A seguir abria as gavetas médias das coisas assim-assim. Tinha piada ver que algumas delas seriam do tamanho da gaveta grande, mas como eram de fácil arrumo, podiam ser dobradas, redobradas, apertadas e aconchegadas sem perderem nunca a forma nem as qualidades, eu aproveitava e colocavas ali, perto das coisas assim-assim. As coisas assim-assim eram coisas normais, tinha vezes que até pensava ter guardado só por guardar, outras pensava sentir a sua falta e sorria por as reencontrar ainda.

Dentro destas gavetas tinha ainda o meu primeiro beijo..nem sempre o guardava na gaveta certa…nem sempre o sentia do mesmo tamanho. Hoje reencontrei-o dobrado e encostado ao lençol de linho que a minha avó bordara em pequena.

Há memórias que se juntam como por acaso…só como por acaso…

Nas gavetas pequenas demorava mais tempo.
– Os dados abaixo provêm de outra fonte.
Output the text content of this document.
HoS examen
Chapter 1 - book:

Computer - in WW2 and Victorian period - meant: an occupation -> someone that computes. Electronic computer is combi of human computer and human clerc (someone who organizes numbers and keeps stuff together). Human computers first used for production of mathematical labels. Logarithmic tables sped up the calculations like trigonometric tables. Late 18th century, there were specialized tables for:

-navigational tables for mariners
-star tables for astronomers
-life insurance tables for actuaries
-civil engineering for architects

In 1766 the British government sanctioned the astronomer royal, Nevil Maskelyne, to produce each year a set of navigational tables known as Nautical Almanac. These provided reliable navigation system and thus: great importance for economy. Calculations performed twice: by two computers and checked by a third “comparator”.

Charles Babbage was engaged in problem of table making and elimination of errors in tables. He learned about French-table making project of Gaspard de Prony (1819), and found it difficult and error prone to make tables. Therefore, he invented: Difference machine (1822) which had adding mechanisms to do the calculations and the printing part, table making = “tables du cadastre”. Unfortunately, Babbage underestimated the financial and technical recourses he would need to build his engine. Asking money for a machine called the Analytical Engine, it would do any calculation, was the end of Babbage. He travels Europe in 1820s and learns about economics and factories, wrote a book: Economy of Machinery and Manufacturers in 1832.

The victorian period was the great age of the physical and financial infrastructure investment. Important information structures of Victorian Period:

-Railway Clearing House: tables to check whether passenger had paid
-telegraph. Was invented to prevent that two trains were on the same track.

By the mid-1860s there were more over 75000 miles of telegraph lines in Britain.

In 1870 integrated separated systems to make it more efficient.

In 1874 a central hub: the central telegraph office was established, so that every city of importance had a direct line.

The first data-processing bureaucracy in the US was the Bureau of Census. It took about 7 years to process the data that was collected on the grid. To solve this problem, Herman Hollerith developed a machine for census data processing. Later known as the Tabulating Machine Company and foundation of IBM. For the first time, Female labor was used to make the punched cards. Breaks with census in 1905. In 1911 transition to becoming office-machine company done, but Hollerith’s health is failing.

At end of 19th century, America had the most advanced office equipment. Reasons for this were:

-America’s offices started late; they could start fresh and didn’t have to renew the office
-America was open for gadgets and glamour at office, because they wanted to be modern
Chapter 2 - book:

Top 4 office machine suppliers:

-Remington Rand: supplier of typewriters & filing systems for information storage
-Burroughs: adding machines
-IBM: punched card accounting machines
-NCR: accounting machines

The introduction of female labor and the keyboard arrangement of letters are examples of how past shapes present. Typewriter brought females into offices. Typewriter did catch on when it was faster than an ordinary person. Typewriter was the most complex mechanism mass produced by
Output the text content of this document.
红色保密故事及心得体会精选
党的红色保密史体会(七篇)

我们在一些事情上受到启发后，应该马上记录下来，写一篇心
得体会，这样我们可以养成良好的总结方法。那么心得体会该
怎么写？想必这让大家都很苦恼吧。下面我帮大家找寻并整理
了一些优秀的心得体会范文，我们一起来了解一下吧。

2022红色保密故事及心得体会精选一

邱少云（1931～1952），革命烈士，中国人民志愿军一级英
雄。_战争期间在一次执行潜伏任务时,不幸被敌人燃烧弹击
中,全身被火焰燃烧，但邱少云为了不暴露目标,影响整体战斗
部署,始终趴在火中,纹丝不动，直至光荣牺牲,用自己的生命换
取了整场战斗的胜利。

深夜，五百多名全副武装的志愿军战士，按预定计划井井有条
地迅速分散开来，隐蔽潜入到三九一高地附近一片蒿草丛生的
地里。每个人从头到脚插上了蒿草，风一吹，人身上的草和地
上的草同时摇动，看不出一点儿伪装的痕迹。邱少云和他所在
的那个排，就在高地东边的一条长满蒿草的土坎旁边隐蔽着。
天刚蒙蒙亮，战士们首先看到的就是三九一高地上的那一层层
É incrível como há coisas e coisinhas, quase sem tamanho mas que demoram uma eternidade a arrumar, limpar e tratar. Era a caixa dos botões de punho, a caixa da costura com agulhas, linhas e dedais, o saco das coisas velhas que algum dia serviriam para alguma coisa, quase de certezinha!! Papéis e mais papéis já sem letras muito visíveis, cartões fora de prazo, cartas, postais e fotografias de outros tempos. Tanta coisa pequenina nas minhas gavetas pequeninas! Quase me esquecia de arrumar as outras gavetas pequeninas, aquelas só cheias de vontades…abri apenas para que entrasse um pouco de luz do dia, arejar para que não ficassem com cheiro a tempo. Depois voltei a fechar..estavam meio perras mas com jeito consegui, fecharam sem fazer muito barulho, era boa aquela madeira da minha Cómoda.

Por fim sentei-me a olhar para ela. Olhava e voltava a olhar, depois de tudo arrumadinho no seu lugar.

A sensação de dever cumprido enchia o peito e dava aquela segurança no olhar.

Era bom ficar com a certeza que todas as coisas estavam no lugar certo, tudo no seu devido lugar!

Depois limpava o pó aos retratos dos rostos com nome, aqueles que ficavam em exposição diária, que traziam história às minhas estórias e ficava ali a olhar demoradamente para a Minha cómoda.